配線の除け方ですが、流し桟は下を1cmほど切り欠いて付けます。ボードは下の1枚を切り、上の1枚は天井の取付穴のところだけ窓を開けて、コードが上に伸びるようにしてやります。こうすることで、天井に器具を取付けてからコードを上に押しやる隙間ができます。結構、面倒です。1日で屋根の半分が終わりました。やれやれ。
(ナカニシでした。)
サノです。京都市が主催している平成の京町家住宅展示場では、学校で建設している町家(普及センター棟)の現場だけが、何の看板もないので、垂れ幕をつくることにしました。
以前にレナさんにつくってもらった藍染め風の暖簾があるのですが、今回のはその数倍の大きさになるので、業者さんにつくってもらうことに。今はネットで注文できるんですね。さっそく、デザインをして、メールでデータを送ることにしました。
ワープロで文字を並べるのもつまらないので、やおら筆を取り出して、墨を摺って、にわかお習字です。筆も習字用ではなく、絵筆をつかうことに。力を抜いた文字を書くのは、案外難しいものです。あっという間に、用意していた和紙が無くなってしまいました。ああだこうだと書いていても、ちっともできないので、気合いを入れて、これが最後!と書いたもので決めました。ちょっと脱力系に過ぎたかもしれませんね〜。

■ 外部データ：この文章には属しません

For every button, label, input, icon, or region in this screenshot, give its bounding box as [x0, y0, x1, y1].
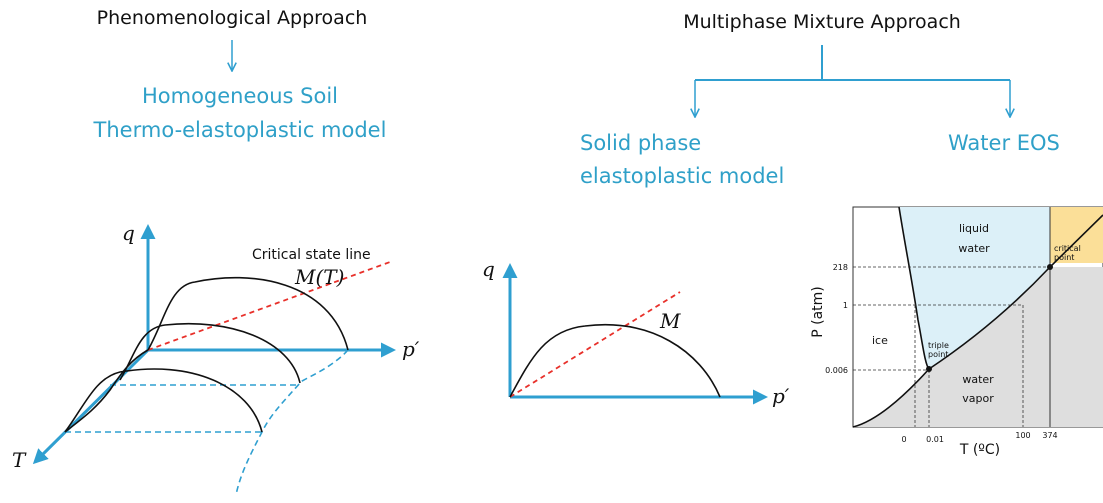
bracket: [695, 45, 1010, 81]
yield-curve: [64, 349, 149, 433]
y-tick: 0.006: [825, 366, 848, 375]
slope-label: M: [659, 309, 681, 333]
model-line: Homogeneous Soil: [142, 84, 338, 108]
solid-line: elastoplastic model: [580, 164, 784, 188]
q-label: q: [122, 221, 135, 245]
left-diagram: q p′ T Critical state line M(T): [12, 221, 420, 496]
t-axis: [32, 348, 150, 465]
yield-curve: [64, 368, 263, 433]
right-title: Multiphase Mixture Approach: [683, 11, 961, 33]
point-label: triple: [928, 341, 949, 350]
region-label: water: [958, 242, 990, 255]
supercritical: [1050, 207, 1103, 263]
y-tick: 218: [833, 263, 848, 272]
model-line: Thermo-elastoplastic model: [93, 118, 387, 142]
yield-curve: [119, 322, 301, 384]
point-label: critical: [1054, 244, 1081, 253]
t-label: T: [12, 448, 27, 472]
guide: [853, 266, 1051, 427]
liquid-region: [899, 207, 1050, 369]
point-label: point: [1054, 253, 1074, 262]
region-label: ice: [872, 334, 888, 347]
csl: [147, 261, 391, 351]
y-label: P (atm): [810, 286, 826, 338]
left-title: Phenomenological Approach: [97, 7, 368, 29]
csl: [509, 291, 681, 398]
slope-label: M(T): [294, 265, 344, 289]
dashed: [65, 349, 349, 496]
x-label: T (ºC): [959, 442, 1000, 458]
q-label: q: [482, 257, 495, 281]
y-tick: 1: [843, 301, 848, 310]
p-label: p′: [402, 337, 420, 361]
csl-label: Critical state line: [252, 247, 371, 263]
region-label: vapor: [962, 392, 994, 405]
phase-diagram: liquid water ice water vapor critical po…: [810, 206, 1103, 458]
x-tick: 100: [1015, 431, 1030, 440]
yield-curve: [509, 324, 721, 398]
x-tick: 374: [1042, 431, 1057, 440]
x-tick: 0: [901, 435, 906, 444]
middle-diagram: q p′ M: [482, 257, 790, 408]
region-label: liquid: [959, 222, 989, 235]
boundary: [852, 214, 1103, 428]
solid-line: Solid phase: [580, 131, 701, 155]
region-label: water: [962, 373, 994, 386]
p-label: p′: [772, 384, 790, 408]
triple-point: [926, 366, 932, 372]
water-eos: Water EOS: [948, 131, 1060, 155]
point-label: point: [928, 350, 948, 359]
yield-curve: [147, 276, 349, 351]
vapor-region: [853, 267, 1103, 427]
critical-point: [1047, 264, 1053, 270]
x-tick: 0.01: [926, 435, 944, 444]
boundary: [898, 206, 930, 370]
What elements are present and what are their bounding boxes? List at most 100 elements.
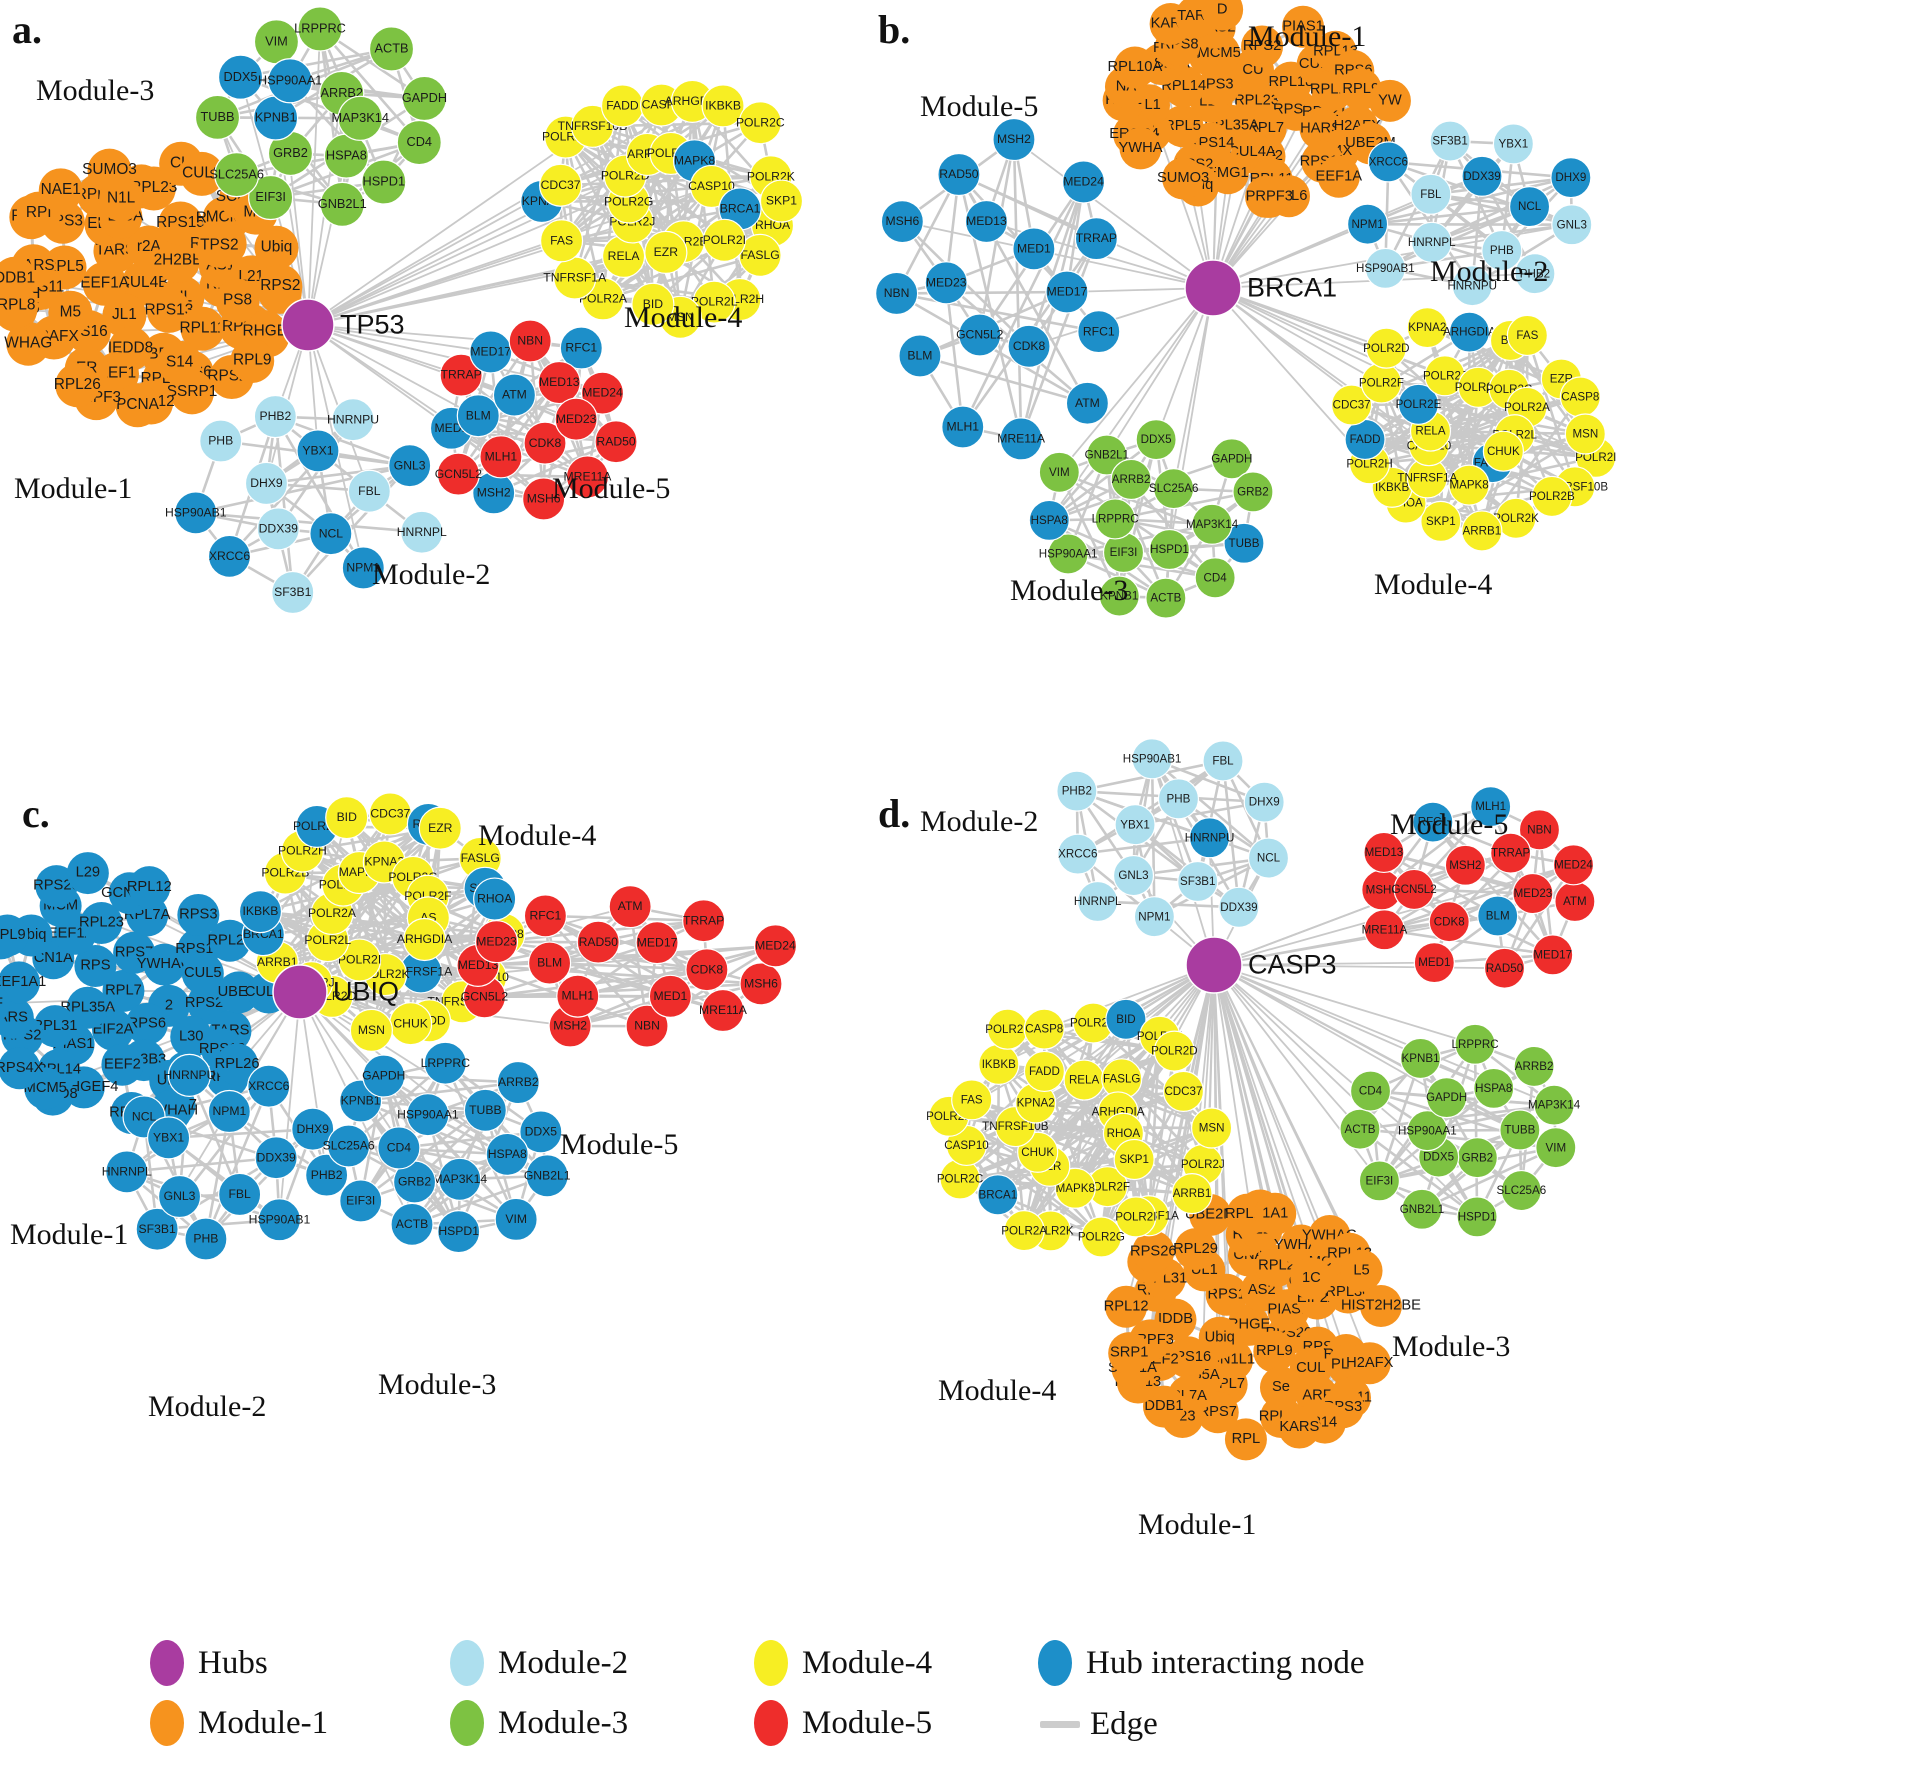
network-node[interactable] [319, 181, 365, 227]
network-node[interactable] [1412, 801, 1454, 843]
network-node[interactable] [1132, 1230, 1175, 1273]
network-node[interactable] [1232, 471, 1274, 513]
network-node[interactable] [759, 179, 804, 223]
network-node[interactable] [1188, 817, 1231, 859]
network-node[interactable] [1533, 1084, 1575, 1126]
network-node[interactable] [1110, 458, 1152, 501]
network-node[interactable] [1340, 1249, 1383, 1292]
network-node[interactable] [556, 974, 600, 1018]
network-node[interactable] [1218, 886, 1260, 928]
network-node[interactable] [167, 1053, 212, 1097]
network-node[interactable] [1278, 1406, 1321, 1449]
network-node[interactable] [400, 510, 444, 554]
network-node[interactable] [1077, 310, 1121, 354]
network-node[interactable] [1444, 844, 1486, 886]
network-node[interactable] [1532, 934, 1574, 976]
network-node[interactable] [539, 219, 584, 263]
network-node[interactable] [377, 1126, 421, 1170]
network-node[interactable] [523, 421, 567, 465]
network-node[interactable] [157, 1174, 202, 1219]
network-node[interactable] [194, 94, 241, 140]
network-node[interactable] [1202, 740, 1244, 782]
network-node[interactable] [1174, 1228, 1217, 1271]
network-node[interactable] [479, 435, 523, 479]
network-node[interactable] [1153, 1030, 1195, 1072]
network-node[interactable] [215, 278, 260, 323]
network-node[interactable] [1153, 467, 1195, 510]
network-node[interactable] [1241, 25, 1284, 68]
network-node[interactable] [1349, 1070, 1392, 1112]
network-node[interactable] [1074, 217, 1118, 261]
network-node[interactable] [217, 971, 260, 1014]
network-node[interactable] [753, 924, 798, 968]
network-node[interactable] [439, 353, 483, 397]
network-node[interactable] [1194, 557, 1236, 599]
network-node[interactable] [1506, 314, 1548, 357]
network-node[interactable] [105, 1150, 149, 1194]
network-node[interactable] [898, 334, 942, 378]
network-node[interactable] [739, 962, 783, 1006]
network-node[interactable] [396, 119, 442, 166]
network-node[interactable] [1550, 157, 1592, 199]
network-node[interactable] [565, 455, 610, 499]
network-node[interactable] [347, 469, 391, 513]
network-node[interactable] [1162, 1070, 1205, 1112]
network-node[interactable] [216, 1043, 259, 1086]
network-node[interactable] [33, 1005, 76, 1048]
network-node[interactable] [999, 417, 1043, 461]
network-node[interactable] [436, 452, 480, 496]
network-node[interactable] [337, 938, 382, 982]
network-node[interactable] [0, 1047, 41, 1090]
network-node[interactable] [1420, 500, 1462, 542]
network-node[interactable] [1368, 79, 1411, 122]
network-node[interactable] [1490, 832, 1532, 874]
network-node[interactable] [309, 512, 353, 556]
network-node[interactable] [1201, 0, 1244, 31]
network-node[interactable] [1190, 1107, 1233, 1149]
network-node[interactable] [1363, 831, 1405, 874]
network-node[interactable] [1115, 1196, 1157, 1238]
network-node[interactable] [361, 159, 407, 205]
network-node[interactable] [1157, 778, 1200, 820]
network-node[interactable] [101, 1043, 144, 1086]
network-node[interactable] [339, 1179, 383, 1223]
network-node[interactable] [880, 199, 924, 244]
network-node[interactable] [1461, 510, 1503, 552]
network-node[interactable] [1131, 738, 1173, 780]
network-node[interactable] [125, 1002, 168, 1045]
network-node[interactable] [158, 201, 203, 246]
network-node[interactable] [1477, 895, 1519, 937]
network-node[interactable] [143, 943, 186, 986]
network-node[interactable] [485, 1132, 529, 1176]
network-node[interactable] [181, 952, 224, 995]
hub-node-ubiq[interactable] [272, 964, 328, 1020]
network-node[interactable] [1045, 270, 1089, 314]
network-node[interactable] [1535, 1127, 1577, 1169]
network-node[interactable] [682, 899, 726, 943]
network-node[interactable] [247, 1064, 291, 1108]
network-node[interactable] [291, 1107, 335, 1151]
network-node[interactable] [207, 534, 252, 578]
network-node[interactable] [456, 394, 500, 438]
network-node[interactable] [473, 877, 517, 921]
network-node[interactable] [580, 371, 625, 415]
network-node[interactable] [1428, 901, 1470, 943]
network-node[interactable] [207, 1089, 251, 1134]
network-node[interactable] [238, 890, 283, 934]
network-node[interactable] [157, 340, 202, 385]
network-node[interactable] [559, 326, 603, 370]
network-node[interactable] [1248, 175, 1291, 218]
network-node[interactable] [1171, 1173, 1213, 1215]
network-node[interactable] [305, 1153, 349, 1197]
network-node[interactable] [1112, 854, 1155, 897]
network-node[interactable] [1259, 1366, 1302, 1409]
network-node[interactable] [1473, 1067, 1515, 1109]
network-node[interactable] [177, 893, 220, 936]
network-node[interactable] [253, 394, 297, 439]
network-node[interactable] [554, 397, 598, 441]
network-node[interactable] [337, 95, 383, 141]
network-node[interactable] [1518, 809, 1561, 851]
network-node[interactable] [217, 54, 264, 100]
network-node[interactable] [102, 293, 147, 338]
network-node[interactable] [0, 961, 40, 1004]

ごちゃごちゃといっぱい字を書くのもどうかと思い、「平成の京町家」に「京都建築」の4文字を○で囲んだレナ風を踏襲しています。藍染め風の地に白抜き文字で、現場の写真に合成してみました。幅が1m、縦が5.4mあります。早くできないと、涼しくなってしまいますね。
9月2日の日曜日に構造見学会がありますので、それに何とか間に合わせて製作してもらいましょう。お楽しみに。